The UGTT [the main union federation] has been less visible. It is competing with new unions which have arrived on the scene — the CGTT and the UTT. Some strikes take place mainly as demonstrations of the relative strength of the different unions and a means of establishing their authority.

In recent negotiations, capitalists and the government said that they wanted to negotiate only with the UGTT.

In the elections, I think the UGTT will tend to support independent trade union candidates rather than other lists.

I find that having a plurality of trade unions, like the plurality of political parties, is only a good thing. But the leader of the UTT is known to have a very bad, pro-Ben Ali past. How can someone like that claim to be able to represent people?

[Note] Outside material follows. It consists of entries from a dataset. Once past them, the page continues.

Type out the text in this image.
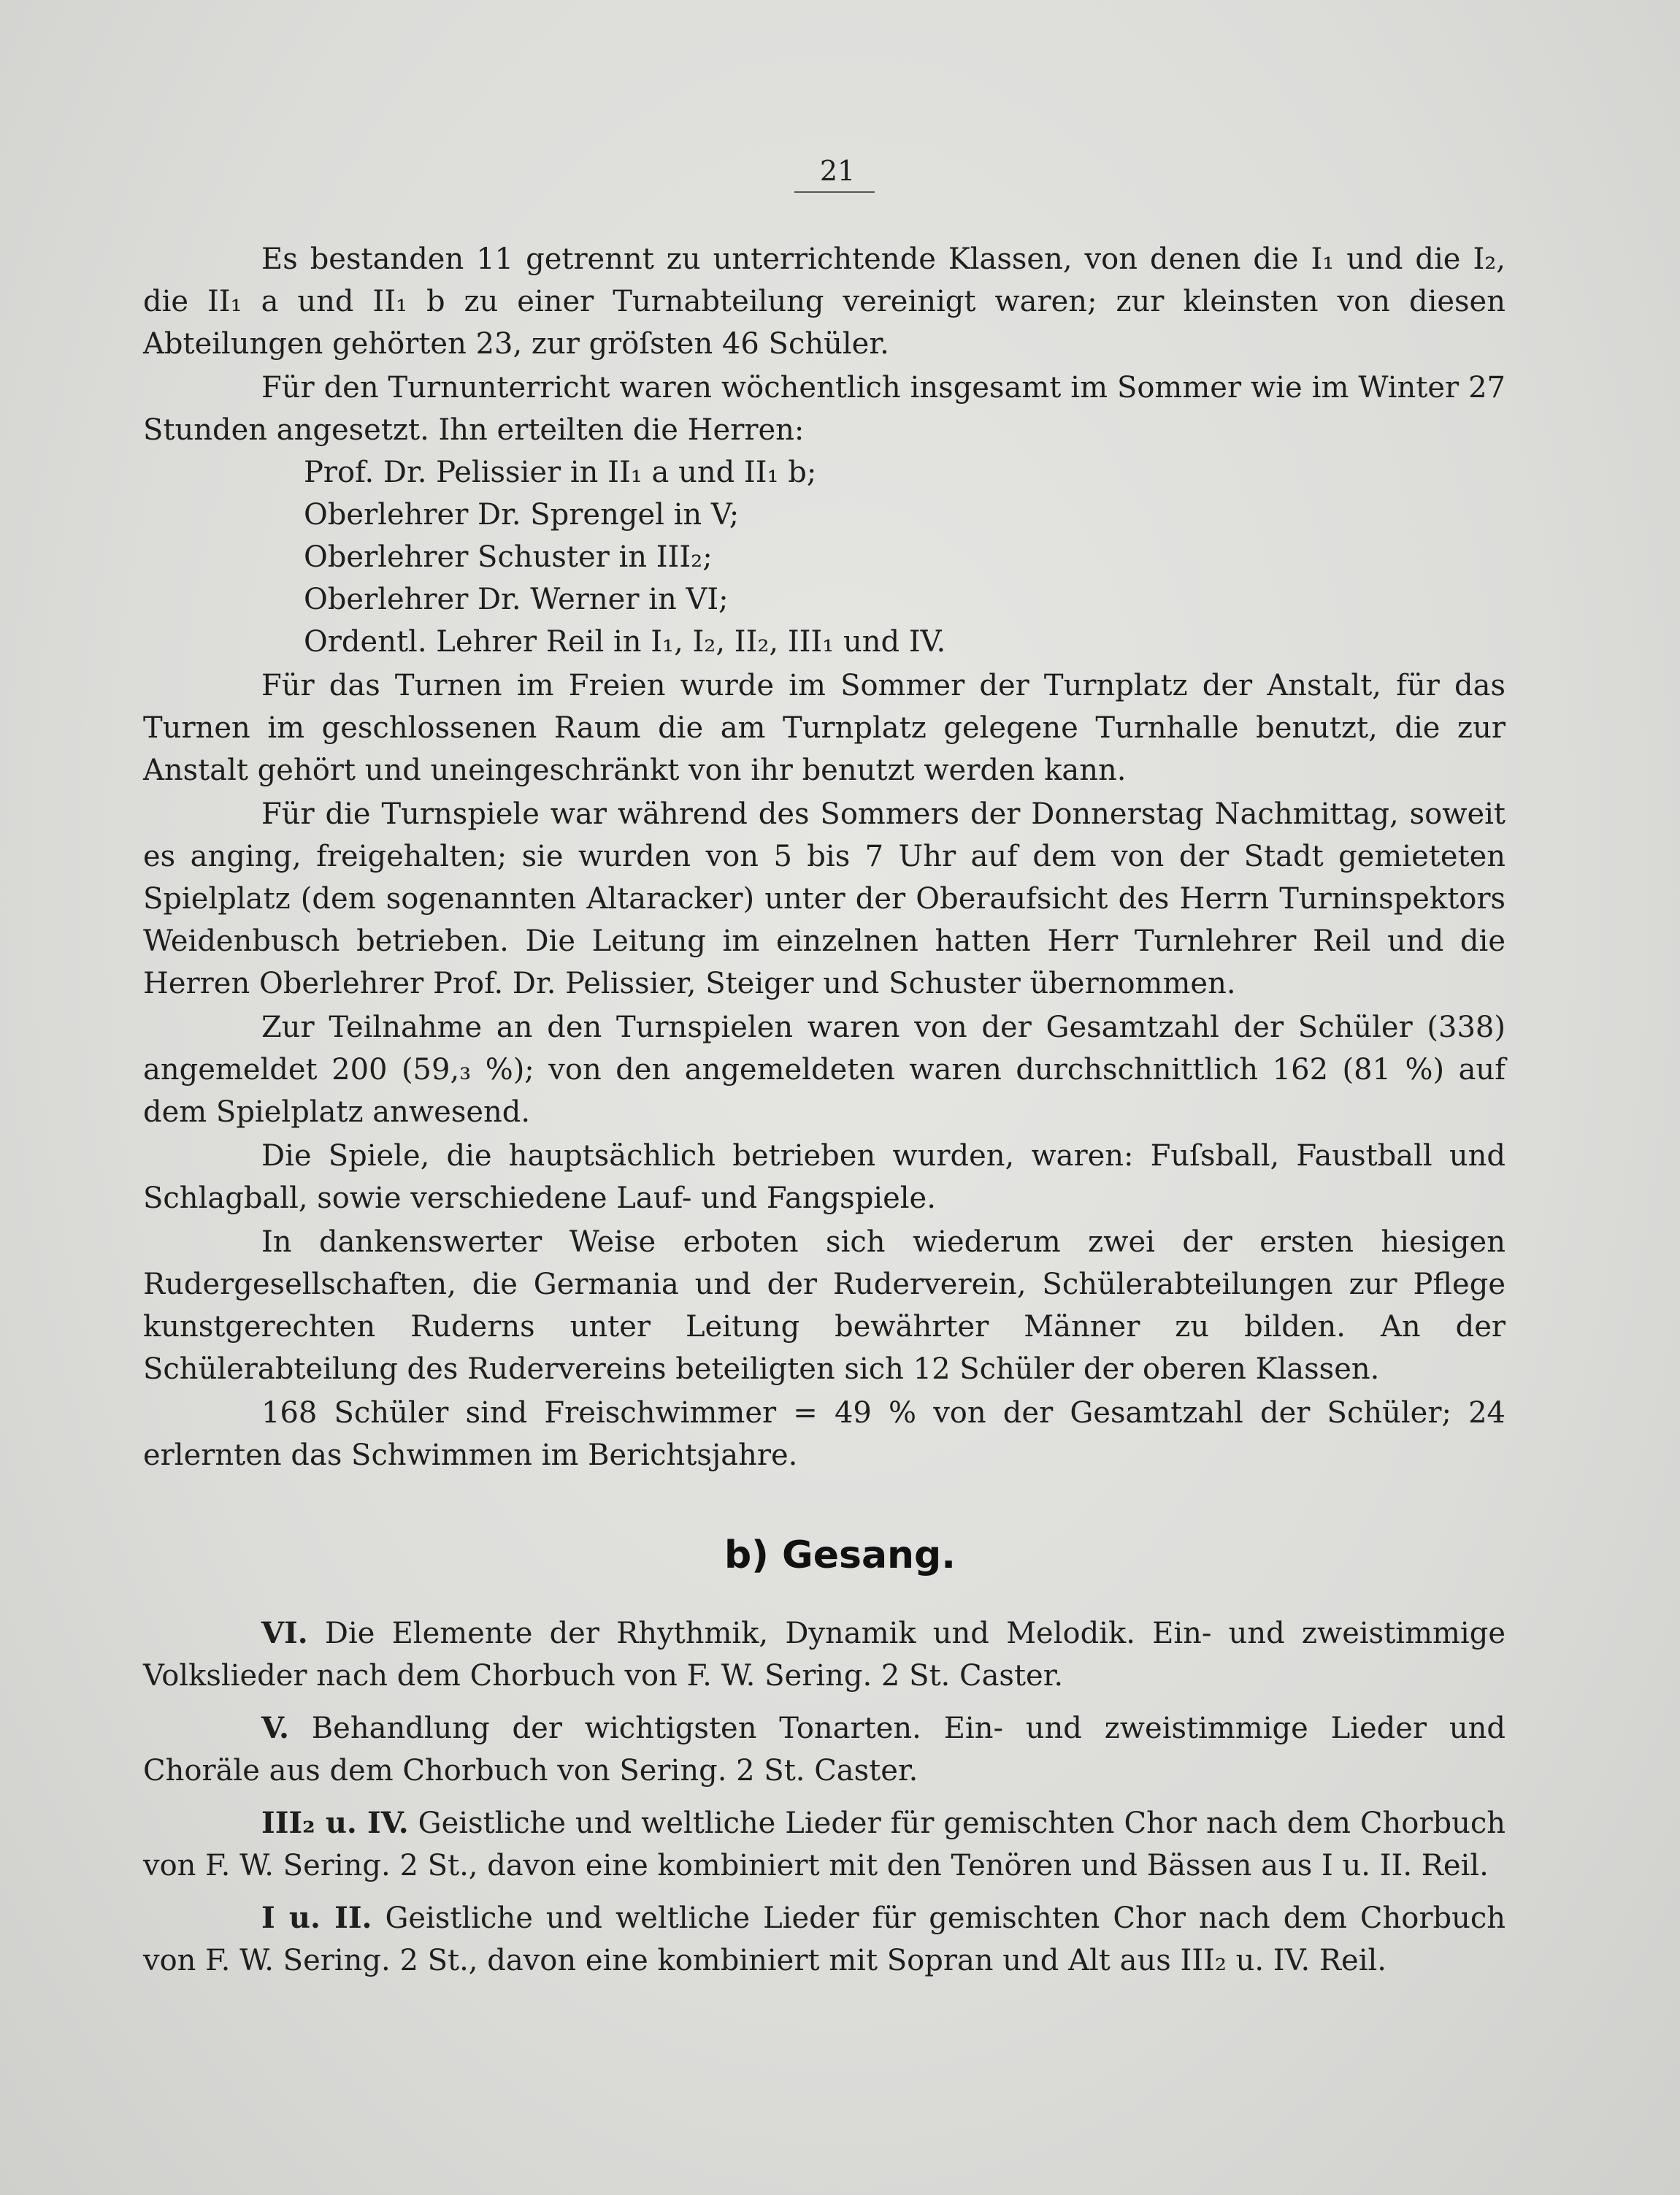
21

Es bestanden 11 getrennt zu unterrichtende Klassen, von denen die I₁ und die I₂, die II₁ a und II₁ b zu einer Turnabteilung vereinigt waren; zur kleinsten von diesen Abteilungen gehörten 23, zur gröſsten 46 Schüler.

Für den Turnunterricht waren wöchentlich insgesamt im Sommer wie im Winter 27 Stunden angesetzt. Ihn erteilten die Herren:

Prof. Dr. Pelissier in II₁ a und II₁ b;
Oberlehrer Dr. Sprengel in V;
Oberlehrer Schuster in III₂;
Oberlehrer Dr. Werner in VI;
Ordentl. Lehrer Reil in I₁, I₂, II₂, III₁ und IV.

Für das Turnen im Freien wurde im Sommer der Turnplatz der Anstalt, für das Turnen im geschlossenen Raum die am Turnplatz gelegene Turnhalle benutzt, die zur Anstalt gehört und uneingeschränkt von ihr benutzt werden kann.

Für die Turnspiele war während des Sommers der Donnerstag Nachmittag, soweit es anging, freigehalten; sie wurden von 5 bis 7 Uhr auf dem von der Stadt gemieteten Spielplatz (dem sogenannten Altaracker) unter der Oberaufsicht des Herrn Turninspektors Weidenbusch betrieben. Die Leitung im einzelnen hatten Herr Turnlehrer Reil und die Herren Oberlehrer Prof. Dr. Pelissier, Steiger und Schuster übernommen.

Zur Teilnahme an den Turnspielen waren von der Gesamtzahl der Schüler (338) angemeldet 200 (59,₃ %); von den angemeldeten waren durchschnittlich 162 (81 %) auf dem Spielplatz anwesend.

Die Spiele, die hauptsächlich betrieben wurden, waren: Fuſsball, Faustball und Schlagball, sowie verschiedene Lauf- und Fangspiele.

In dankenswerter Weise erboten sich wiederum zwei der ersten hiesigen Rudergesellschaften, die Germania und der Ruderverein, Schülerabteilungen zur Pflege kunstgerechten Ruderns unter Leitung bewährter Männer zu bilden. An der Schülerabteilung des Rudervereins beteiligten sich 12 Schüler der oberen Klassen.

168 Schüler sind Freischwimmer = 49 % von der Gesamtzahl der Schüler; 24 erlernten das Schwimmen im Berichtsjahre.

b) Gesang.

VI. Die Elemente der Rhythmik, Dynamik und Melodik. Ein- und zweistimmige Volkslieder nach dem Chorbuch von F. W. Sering. 2 St. Caster.

V. Behandlung der wichtigsten Tonarten. Ein- und zweistimmige Lieder und Choräle aus dem Chorbuch von Sering. 2 St. Caster.

III₂ u. IV. Geistliche und weltliche Lieder für gemischten Chor nach dem Chorbuch von F. W. Sering. 2 St., davon eine kombiniert mit den Tenören und Bässen aus I u. II. Reil.

I u. II. Geistliche und weltliche Lieder für gemischten Chor nach dem Chorbuch von F. W. Sering. 2 St., davon eine kombiniert mit Sopran und Alt aus III₂ u. IV. Reil.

It risks dividing workers into several organisations, but it’s important to remove the monopoly of a single union centre.

The leaders of the official union centre also have a bad past, and we should remember that it was the regional union offices, not the union centre, which led the revolution.

The 14 January Front [a left coalition formed after 14 January] has fallen apart. The Democratic Patriots and the National Labour Party have withdrawn because they want to be present on all the electoral lists. Each component party wanted to have its own independent propaganda and profile.

How to recompose a working-class pole in politics? I think it will take place via the trade unions, including the new ones. But we will have to see after the elections to get an idea of where the real weight lies.

Workers are dispersed! Some are in the Islamist and liberal parties. It is difficult to speak clearly of a unified working-class politics. In order to constitute that it will be a labour of some years

The revolutionary process is ongoing. We will have to make sure that we are there, visible, defending the interests of the mass of workers and making the difference between ourselves and the other political parties clear to workers.

What complicates the picture is that most political parties take up in a vague way the “left-wing” slogans that have been raised by the left in universities for nearly ten years.

Even capitalists speak of redistribution of wealth, and Islamists speak of secularism. The language of the revolution is being debased.